Tricellular tight junctions (tTJs) seal the space between three or more cells in epithelial monolayers. These specialized tight junctions have distinct protein components, including a transmembrane protein tricellulin. However, the mechanisms by which tricellulin localizes specifically to tTJs are incompletely understood. We demonstrate that tricellulin undergoes rapid lateral diffusion along bicellular junctions but is a very stable component of tTJs. BioID proteomics identified several proximity partners of tricellulin, and knockout studies on angulin-1/LSR, occludin and afadin provided evidence that these proteins control tricellulin accumulation to tTJs to different extents and mechanisms.
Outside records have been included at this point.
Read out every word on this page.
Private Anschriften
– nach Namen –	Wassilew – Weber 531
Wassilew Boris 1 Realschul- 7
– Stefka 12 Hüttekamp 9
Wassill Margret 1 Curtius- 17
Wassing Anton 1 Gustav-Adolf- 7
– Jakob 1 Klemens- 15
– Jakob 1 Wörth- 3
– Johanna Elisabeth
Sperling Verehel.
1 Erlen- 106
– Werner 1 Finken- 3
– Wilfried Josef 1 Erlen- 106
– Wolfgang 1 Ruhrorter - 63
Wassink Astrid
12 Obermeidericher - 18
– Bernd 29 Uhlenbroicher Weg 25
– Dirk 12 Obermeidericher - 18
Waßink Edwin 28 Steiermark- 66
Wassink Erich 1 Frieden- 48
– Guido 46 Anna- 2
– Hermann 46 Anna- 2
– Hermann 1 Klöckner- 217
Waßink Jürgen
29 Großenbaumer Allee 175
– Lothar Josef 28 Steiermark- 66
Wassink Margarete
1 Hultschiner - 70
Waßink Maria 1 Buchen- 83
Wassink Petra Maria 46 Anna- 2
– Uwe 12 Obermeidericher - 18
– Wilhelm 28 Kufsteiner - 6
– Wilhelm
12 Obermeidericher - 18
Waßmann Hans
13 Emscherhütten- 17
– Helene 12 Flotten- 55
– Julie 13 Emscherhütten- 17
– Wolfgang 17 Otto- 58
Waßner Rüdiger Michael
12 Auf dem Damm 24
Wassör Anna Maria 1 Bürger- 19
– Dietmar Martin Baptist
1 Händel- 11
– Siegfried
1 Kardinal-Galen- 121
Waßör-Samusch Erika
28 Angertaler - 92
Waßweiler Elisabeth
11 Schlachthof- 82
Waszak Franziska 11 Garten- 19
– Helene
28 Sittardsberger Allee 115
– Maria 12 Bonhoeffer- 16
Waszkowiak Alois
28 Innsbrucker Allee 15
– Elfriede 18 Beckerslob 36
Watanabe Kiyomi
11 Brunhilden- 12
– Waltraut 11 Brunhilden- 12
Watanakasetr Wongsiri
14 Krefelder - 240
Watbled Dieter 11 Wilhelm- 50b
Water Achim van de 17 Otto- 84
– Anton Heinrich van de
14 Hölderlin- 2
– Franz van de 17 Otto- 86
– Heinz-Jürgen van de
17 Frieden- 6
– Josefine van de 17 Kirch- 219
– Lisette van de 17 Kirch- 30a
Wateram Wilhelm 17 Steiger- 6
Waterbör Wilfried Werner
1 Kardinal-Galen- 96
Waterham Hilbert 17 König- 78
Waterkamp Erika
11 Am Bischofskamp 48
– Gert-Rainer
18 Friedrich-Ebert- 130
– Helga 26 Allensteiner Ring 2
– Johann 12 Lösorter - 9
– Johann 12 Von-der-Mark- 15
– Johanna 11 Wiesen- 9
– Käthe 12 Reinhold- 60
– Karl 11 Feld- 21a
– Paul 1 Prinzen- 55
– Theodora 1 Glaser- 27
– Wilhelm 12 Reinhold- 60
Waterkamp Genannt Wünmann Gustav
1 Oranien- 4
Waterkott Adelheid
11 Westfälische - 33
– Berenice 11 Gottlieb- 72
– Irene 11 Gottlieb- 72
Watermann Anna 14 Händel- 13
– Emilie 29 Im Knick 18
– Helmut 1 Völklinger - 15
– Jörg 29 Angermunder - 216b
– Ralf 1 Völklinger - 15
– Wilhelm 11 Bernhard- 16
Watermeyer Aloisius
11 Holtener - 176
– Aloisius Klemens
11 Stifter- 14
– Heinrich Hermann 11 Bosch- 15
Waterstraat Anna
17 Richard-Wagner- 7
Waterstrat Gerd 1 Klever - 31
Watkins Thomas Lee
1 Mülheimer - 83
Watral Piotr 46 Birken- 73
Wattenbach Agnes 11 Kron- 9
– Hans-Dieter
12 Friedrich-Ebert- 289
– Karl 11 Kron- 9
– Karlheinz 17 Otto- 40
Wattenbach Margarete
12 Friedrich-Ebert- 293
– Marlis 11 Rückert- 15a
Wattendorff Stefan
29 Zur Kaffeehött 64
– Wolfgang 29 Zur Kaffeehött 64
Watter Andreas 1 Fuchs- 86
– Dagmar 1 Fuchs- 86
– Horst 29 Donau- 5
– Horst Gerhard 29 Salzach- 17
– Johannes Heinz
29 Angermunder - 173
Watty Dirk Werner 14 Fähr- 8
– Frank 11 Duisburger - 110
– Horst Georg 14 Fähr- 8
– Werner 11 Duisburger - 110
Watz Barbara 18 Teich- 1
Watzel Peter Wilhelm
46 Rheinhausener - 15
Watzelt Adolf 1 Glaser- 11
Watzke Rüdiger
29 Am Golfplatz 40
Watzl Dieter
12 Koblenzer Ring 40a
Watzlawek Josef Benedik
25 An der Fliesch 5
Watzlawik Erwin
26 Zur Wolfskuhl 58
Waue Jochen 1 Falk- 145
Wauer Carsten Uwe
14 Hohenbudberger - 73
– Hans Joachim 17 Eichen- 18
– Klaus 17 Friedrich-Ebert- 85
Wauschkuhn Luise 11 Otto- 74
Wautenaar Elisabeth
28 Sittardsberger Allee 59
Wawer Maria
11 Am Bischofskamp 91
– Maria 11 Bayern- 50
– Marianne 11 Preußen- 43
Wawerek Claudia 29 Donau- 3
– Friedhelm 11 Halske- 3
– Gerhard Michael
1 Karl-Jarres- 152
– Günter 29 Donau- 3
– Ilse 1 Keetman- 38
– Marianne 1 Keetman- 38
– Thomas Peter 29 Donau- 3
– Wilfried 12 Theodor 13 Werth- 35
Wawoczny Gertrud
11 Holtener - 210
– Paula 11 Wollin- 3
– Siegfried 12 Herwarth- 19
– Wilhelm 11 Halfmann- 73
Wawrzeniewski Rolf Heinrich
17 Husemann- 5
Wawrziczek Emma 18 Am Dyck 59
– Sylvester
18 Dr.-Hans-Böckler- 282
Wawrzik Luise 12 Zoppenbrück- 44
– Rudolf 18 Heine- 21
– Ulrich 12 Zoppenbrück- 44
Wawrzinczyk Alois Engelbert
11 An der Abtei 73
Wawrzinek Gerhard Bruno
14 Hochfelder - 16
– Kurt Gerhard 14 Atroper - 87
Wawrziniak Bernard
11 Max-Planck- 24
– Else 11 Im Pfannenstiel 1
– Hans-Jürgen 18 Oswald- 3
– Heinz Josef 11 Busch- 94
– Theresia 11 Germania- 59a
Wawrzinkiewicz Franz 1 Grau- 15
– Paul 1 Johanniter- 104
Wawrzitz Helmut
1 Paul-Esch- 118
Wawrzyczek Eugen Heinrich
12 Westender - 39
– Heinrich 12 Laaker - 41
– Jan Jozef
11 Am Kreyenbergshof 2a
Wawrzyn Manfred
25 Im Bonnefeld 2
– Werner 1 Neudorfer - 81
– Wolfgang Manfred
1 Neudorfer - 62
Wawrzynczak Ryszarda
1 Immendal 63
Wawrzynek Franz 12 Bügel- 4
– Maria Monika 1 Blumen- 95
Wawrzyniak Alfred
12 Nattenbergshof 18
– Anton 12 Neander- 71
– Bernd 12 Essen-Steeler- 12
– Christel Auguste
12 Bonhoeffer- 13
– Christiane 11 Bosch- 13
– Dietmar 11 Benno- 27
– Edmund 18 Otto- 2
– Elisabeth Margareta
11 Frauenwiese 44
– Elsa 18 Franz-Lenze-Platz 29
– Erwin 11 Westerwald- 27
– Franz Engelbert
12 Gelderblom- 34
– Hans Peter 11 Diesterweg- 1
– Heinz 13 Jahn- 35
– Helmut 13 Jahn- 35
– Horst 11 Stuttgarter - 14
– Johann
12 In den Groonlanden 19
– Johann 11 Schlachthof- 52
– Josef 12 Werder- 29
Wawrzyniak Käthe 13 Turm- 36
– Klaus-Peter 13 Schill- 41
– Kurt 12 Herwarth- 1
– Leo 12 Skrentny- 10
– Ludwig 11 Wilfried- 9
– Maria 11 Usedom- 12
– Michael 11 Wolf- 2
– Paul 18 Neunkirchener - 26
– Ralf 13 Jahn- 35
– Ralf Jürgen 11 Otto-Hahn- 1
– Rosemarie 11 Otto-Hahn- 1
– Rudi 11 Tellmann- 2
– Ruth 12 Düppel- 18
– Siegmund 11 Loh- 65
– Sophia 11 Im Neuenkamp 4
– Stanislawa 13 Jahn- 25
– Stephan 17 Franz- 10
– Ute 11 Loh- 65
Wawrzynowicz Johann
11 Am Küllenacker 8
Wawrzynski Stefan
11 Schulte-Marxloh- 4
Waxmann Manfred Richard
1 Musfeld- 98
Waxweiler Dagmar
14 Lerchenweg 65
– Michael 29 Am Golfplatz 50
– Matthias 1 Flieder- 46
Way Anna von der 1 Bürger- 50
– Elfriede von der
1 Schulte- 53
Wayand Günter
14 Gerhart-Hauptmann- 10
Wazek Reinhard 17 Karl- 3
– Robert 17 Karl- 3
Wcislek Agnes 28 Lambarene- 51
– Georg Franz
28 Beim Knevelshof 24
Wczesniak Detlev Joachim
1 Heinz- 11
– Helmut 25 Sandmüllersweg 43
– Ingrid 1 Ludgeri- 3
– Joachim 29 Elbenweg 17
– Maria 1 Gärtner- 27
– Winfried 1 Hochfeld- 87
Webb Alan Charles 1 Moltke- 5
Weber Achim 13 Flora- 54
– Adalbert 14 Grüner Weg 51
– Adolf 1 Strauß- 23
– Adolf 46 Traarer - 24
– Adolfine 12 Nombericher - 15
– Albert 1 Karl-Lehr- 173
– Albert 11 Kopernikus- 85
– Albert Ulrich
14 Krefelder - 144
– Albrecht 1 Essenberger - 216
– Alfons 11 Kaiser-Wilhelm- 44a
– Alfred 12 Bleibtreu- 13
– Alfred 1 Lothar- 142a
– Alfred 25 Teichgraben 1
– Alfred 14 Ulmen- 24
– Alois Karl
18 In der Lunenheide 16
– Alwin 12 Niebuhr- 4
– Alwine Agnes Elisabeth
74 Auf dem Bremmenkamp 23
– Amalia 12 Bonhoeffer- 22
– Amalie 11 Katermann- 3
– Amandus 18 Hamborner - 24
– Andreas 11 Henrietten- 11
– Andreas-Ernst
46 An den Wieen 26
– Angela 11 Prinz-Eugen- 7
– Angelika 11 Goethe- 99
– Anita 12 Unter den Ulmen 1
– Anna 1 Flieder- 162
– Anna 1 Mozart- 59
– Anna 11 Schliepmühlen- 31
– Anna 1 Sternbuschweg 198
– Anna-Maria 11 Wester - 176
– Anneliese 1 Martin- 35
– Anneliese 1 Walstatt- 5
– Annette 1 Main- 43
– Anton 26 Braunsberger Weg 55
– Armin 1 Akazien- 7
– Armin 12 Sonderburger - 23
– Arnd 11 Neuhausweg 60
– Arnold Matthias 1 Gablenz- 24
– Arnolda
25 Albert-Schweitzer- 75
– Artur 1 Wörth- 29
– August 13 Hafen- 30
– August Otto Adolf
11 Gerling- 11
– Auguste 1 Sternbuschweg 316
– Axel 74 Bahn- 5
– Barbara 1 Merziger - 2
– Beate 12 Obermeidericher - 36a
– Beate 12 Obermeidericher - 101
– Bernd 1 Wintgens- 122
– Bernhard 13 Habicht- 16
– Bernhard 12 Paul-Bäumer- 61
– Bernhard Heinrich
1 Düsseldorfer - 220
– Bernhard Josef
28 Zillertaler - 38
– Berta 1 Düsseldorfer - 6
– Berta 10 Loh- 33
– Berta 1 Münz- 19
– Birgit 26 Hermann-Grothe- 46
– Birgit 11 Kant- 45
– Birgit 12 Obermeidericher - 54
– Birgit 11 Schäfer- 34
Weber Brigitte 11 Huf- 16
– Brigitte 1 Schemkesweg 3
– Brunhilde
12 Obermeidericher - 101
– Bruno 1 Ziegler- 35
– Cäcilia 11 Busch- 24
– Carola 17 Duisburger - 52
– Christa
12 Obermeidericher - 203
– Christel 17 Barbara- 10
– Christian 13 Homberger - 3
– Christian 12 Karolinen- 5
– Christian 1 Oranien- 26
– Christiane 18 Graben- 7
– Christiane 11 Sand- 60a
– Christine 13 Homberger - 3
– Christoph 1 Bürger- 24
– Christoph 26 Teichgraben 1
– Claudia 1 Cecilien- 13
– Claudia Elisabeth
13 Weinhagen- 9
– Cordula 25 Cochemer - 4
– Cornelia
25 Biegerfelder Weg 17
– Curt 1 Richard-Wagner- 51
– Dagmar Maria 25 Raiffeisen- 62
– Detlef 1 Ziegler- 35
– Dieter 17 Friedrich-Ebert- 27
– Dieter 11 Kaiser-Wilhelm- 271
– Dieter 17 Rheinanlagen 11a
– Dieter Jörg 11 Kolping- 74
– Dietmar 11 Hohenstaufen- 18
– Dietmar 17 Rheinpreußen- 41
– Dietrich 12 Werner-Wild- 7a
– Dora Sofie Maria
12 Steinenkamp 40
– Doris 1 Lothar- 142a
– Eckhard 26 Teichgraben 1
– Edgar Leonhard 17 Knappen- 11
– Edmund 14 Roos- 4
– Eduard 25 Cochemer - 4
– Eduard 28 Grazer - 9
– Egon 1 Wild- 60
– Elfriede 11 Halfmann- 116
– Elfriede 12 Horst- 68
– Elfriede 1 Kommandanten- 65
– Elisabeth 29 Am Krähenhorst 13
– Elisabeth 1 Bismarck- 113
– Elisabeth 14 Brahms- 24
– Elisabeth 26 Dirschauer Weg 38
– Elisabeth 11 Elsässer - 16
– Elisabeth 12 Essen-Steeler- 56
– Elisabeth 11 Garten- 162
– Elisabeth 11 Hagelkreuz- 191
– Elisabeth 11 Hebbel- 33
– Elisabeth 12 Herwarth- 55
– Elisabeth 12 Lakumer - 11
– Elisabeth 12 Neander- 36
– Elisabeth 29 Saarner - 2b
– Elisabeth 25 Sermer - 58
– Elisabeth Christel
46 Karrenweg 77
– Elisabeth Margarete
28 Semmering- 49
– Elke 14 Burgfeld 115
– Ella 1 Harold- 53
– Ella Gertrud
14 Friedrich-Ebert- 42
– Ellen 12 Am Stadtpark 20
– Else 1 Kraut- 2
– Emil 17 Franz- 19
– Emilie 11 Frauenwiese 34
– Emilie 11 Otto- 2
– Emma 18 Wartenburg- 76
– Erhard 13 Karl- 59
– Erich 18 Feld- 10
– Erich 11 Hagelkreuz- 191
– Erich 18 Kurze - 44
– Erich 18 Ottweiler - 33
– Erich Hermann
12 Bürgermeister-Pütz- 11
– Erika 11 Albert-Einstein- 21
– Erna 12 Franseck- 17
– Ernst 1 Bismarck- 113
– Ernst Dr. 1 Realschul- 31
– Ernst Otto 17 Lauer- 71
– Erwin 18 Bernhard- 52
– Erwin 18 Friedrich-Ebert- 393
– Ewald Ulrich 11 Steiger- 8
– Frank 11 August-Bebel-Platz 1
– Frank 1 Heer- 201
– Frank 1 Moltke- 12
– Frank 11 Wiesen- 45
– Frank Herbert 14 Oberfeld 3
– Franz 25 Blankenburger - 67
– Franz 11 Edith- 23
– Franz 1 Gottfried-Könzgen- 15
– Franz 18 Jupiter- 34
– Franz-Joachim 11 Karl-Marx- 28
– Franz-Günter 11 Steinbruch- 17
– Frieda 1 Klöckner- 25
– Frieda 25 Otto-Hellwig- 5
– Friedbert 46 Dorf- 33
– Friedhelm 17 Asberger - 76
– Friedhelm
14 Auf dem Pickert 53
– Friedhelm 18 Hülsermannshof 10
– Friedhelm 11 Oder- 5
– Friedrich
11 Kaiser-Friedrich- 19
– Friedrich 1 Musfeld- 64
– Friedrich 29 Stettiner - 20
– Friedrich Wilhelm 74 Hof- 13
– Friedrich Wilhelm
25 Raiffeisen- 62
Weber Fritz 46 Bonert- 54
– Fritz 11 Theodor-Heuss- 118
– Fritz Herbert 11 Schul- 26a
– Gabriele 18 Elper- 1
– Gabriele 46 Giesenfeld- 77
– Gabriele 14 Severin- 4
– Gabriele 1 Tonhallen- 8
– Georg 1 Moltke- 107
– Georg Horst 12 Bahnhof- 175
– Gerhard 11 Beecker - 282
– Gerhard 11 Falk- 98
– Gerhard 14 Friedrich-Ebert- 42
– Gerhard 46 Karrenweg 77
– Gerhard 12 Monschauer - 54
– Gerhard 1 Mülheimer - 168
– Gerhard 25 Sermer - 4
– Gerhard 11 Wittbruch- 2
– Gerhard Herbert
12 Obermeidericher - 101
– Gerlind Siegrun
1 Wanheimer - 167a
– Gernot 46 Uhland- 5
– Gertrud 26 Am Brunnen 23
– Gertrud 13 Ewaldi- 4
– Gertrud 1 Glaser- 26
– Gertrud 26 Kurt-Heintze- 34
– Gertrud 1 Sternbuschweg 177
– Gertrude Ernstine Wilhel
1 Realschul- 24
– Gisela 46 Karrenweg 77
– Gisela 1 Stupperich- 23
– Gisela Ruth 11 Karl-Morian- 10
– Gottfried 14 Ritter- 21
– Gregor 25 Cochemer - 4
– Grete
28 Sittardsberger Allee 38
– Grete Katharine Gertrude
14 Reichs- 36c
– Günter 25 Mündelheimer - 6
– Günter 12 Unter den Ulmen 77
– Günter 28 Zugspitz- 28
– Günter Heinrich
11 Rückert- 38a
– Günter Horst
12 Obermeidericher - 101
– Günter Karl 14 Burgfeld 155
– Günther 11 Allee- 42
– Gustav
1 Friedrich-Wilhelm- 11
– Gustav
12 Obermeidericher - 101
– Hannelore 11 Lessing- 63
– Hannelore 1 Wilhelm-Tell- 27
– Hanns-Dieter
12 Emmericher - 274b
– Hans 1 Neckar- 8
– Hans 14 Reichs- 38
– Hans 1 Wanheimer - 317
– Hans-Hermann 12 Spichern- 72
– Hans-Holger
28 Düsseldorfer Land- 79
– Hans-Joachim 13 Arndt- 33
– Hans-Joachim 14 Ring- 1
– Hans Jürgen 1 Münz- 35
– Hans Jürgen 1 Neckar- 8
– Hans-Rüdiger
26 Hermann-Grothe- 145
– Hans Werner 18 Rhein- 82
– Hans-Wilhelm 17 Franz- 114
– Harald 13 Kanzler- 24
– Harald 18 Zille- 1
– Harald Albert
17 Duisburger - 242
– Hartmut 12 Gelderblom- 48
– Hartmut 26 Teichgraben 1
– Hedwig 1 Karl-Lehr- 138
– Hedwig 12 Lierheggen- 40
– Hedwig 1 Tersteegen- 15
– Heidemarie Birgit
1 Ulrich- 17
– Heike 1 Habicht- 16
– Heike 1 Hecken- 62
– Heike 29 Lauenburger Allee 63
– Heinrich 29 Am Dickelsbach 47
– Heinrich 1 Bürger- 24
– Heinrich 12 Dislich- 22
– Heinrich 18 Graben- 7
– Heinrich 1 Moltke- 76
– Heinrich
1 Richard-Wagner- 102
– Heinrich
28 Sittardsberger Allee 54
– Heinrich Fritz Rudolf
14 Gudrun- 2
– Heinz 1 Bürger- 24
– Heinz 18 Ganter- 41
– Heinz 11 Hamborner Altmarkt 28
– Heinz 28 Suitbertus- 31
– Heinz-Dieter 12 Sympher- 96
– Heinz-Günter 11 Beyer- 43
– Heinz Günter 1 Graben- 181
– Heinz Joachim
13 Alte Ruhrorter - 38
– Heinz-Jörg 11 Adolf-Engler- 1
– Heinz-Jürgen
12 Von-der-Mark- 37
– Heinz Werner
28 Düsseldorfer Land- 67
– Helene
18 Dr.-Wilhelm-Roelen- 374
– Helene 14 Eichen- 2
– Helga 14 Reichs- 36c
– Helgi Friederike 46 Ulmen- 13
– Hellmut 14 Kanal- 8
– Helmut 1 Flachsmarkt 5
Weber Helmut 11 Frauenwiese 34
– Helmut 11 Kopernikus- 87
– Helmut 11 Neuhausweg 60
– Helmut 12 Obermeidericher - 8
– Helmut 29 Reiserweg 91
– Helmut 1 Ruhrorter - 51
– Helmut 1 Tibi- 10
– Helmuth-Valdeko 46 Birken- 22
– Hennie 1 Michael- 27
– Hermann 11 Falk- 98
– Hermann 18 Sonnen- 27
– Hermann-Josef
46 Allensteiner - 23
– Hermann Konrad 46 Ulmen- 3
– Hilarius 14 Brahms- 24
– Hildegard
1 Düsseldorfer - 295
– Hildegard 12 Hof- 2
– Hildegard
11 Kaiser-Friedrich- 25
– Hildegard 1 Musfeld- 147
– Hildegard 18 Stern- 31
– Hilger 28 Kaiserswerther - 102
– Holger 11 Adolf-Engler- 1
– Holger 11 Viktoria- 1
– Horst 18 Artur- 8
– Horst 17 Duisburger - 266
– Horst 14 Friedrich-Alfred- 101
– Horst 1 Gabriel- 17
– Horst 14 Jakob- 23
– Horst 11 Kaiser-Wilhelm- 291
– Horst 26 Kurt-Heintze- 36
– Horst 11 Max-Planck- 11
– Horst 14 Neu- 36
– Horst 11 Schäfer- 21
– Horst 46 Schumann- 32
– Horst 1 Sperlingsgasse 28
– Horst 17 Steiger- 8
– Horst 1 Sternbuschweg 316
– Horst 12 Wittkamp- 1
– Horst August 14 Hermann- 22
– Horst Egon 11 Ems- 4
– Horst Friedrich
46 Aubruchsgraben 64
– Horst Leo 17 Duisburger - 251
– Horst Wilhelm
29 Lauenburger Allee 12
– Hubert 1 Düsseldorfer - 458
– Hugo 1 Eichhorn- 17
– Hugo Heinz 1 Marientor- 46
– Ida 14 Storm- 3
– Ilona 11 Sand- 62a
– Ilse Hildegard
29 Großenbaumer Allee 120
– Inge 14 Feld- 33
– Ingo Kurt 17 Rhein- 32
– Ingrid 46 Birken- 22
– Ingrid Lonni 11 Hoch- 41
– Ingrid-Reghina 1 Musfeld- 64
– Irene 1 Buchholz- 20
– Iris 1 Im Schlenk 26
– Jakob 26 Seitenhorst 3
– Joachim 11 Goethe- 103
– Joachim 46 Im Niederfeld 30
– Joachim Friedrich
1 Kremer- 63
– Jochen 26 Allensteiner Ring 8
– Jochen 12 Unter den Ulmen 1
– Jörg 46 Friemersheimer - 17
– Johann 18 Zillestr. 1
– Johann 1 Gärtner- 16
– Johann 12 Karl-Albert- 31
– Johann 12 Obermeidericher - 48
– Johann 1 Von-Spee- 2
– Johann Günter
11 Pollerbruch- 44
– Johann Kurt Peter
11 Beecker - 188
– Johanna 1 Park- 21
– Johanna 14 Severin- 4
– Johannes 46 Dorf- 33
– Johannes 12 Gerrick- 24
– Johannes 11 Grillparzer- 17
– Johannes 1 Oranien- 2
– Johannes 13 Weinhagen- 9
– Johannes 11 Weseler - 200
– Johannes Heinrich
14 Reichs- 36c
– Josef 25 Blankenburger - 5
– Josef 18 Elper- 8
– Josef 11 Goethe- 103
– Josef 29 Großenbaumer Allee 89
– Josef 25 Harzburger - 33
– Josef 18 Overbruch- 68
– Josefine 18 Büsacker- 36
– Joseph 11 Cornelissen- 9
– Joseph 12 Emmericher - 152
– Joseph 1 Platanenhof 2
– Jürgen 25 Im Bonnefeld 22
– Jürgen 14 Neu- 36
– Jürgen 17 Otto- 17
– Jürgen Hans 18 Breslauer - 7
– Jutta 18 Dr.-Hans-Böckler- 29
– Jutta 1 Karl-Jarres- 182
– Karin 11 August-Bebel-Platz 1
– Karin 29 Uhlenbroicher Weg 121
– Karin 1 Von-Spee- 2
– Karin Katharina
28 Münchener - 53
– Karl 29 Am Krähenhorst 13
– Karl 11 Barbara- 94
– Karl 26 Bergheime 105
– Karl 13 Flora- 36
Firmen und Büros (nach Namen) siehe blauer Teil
Tricellulin localization was disrupted in afadin and angulin-1/LSR knockout cells, although these proteins did not display similar accumulation to tTJs, suggesting that they contribute to tricellulin localization through indirect or context-dependent mechanisms. Importantly, experiments on mixed cultures revealed that defects of tricellulin localization in occludin knockout cells were affected by the proximity of wild-type cells, and treatment of monolayers with myosin-II inhibitor resulted in displacement of tricellulin from tTJs. These results suggest that, in addition to protein-protein interactions, proper epithelial monolayer mechanics are essential for stabilizing tricellulin at tTJs.